Case study

Trainee midwife — Jasmine Toynton

Jasmine is enjoying learning about all aspects of a woman's care during pregnancy and postnatal while studying BSc (Hons) Midwifery at Birmingham City University

Why did you decide to train to be a midwife?

I wanted to become a midwife because it's an opportunity to make a difference by giving choices to women from all socio-economic and cultural backgrounds. Midwifery is a vocation and a privilege.

Why did you choose this course and this institution?

I chose Birmingham City University as in addition to the degree they provide extra qualifications - baby friendly initiative (BFI) and newborn infant physical examination (NIPE). When I attended my interview the staff were extremely welcoming and friendly and made me feel at ease. Students on the course also displayed enthusiasm for the university. Birmingham is a diverse city with people of all beliefs and cultures, which makes it a good base for learning how women from different cultures act during pregnancy, childbirth and the nurturing of their children.

Tell us about the course…

The course involves a mixture of placements, exams (written and practical), essays and lectures. Birmingham City University undertake block placements which are for five-week periods. This means that you don’t attend any lectures at university and just attend your allocated placement area. The year you're in shapes how many placement blocks you do and in which areas. For example in year one you do two five-week placements on delivery suite and community. This increases to four five-week blocks in year two in areas such as delivery suite, postnatal ward, antenatal ward/clinic and neonatal unit/gynaecology. Then in your third year you do four five-week stints in delivery suite/birth centre, community, postnatal ward and antenatal ward/clinic.

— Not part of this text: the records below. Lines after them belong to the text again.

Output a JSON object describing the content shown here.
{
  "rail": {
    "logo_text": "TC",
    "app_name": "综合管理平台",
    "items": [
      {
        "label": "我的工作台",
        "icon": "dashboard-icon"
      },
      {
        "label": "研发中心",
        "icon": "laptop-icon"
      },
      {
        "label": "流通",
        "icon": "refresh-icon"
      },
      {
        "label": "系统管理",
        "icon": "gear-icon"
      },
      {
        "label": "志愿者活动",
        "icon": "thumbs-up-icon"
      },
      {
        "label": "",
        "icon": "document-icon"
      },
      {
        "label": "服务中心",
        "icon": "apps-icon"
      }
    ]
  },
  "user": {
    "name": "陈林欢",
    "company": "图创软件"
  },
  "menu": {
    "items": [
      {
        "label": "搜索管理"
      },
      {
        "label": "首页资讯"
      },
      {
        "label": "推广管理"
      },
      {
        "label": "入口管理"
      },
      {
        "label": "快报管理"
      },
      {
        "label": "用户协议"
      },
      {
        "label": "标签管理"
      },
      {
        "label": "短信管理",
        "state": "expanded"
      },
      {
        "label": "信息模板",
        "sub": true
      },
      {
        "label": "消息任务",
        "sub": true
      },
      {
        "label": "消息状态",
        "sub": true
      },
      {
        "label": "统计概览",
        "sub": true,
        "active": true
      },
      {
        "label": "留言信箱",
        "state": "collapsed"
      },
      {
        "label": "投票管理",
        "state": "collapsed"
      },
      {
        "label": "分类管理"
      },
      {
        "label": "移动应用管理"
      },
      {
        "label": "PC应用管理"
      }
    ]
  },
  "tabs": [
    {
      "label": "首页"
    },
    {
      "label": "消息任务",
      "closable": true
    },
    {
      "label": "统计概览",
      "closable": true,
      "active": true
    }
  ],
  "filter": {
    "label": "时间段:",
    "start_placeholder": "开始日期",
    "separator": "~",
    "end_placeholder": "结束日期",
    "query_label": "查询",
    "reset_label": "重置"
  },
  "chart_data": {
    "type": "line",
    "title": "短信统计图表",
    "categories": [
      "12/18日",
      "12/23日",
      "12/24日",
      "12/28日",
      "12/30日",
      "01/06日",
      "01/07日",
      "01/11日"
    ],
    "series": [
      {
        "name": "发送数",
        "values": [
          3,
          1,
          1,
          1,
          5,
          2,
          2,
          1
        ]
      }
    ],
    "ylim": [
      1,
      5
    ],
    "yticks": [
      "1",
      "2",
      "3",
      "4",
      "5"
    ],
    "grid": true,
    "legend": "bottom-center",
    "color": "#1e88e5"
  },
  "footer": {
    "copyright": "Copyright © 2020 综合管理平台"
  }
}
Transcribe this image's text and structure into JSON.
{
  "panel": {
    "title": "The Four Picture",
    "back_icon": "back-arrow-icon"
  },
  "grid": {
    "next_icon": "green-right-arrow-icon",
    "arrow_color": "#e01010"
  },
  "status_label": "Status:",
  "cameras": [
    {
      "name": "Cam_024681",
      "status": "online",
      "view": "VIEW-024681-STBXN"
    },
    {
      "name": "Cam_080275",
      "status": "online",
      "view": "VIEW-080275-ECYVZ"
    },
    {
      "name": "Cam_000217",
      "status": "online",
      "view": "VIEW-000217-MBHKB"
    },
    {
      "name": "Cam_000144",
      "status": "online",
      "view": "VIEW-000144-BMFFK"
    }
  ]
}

How are you funding your course?

I receive a loan from Student Finance England, which pays my tuition fees and provides me with a maintenance loan based on my household income.

What are the advantages of studying to be a midwife?

I get to learn about all aspects of a woman's care during pregnancy and postnatal, together with that of her baby. Midwifery is so much more than the safe delivery of babies. It is about the mother's general health and mental wellbeing, which will help her to nurture her child to the best of her abilities having received good advice and guidance from well-trained midwives. I also get great exposure to maternity services and worthwhile learning experiences on my placements.

What are the challenges?

  • Less social time with friends and family (due to shift working)
  • Lack of money as it is hard to work alongside doing your degree (not impossible though)
  • Physically and emotionally intense.

What do you hope to do when you graduate?

I hope to gain a job as a midwife within the trust I am currently training in. I hope this will then lead on to me becoming a specialist midwife (mental health/teenage pregnancy) or consultant midwife.

What areas of work could you go into as a result of your training?

  • Further education
  • Midwifey (continuity of care, hospital based or community based)
  • Further training to become a specialist midwife (e.g. mental health, teenage pregnancy, FGM etc.)
  • Private sector
  • Overseas opportunities.

What tips would you give to others considering a midwifery course?

  • It involves three years of hard work so you really need to consider if it's omething that you definitely want to do
  • Make sure you are organised and have good time management
  • Learn how to balance your social life with course/placement demands
  • Keep yourself healthy to help cope with coursework deadlines and the demands of long shifts
  • Within your busy schedule, make sure you factor in time for yourself.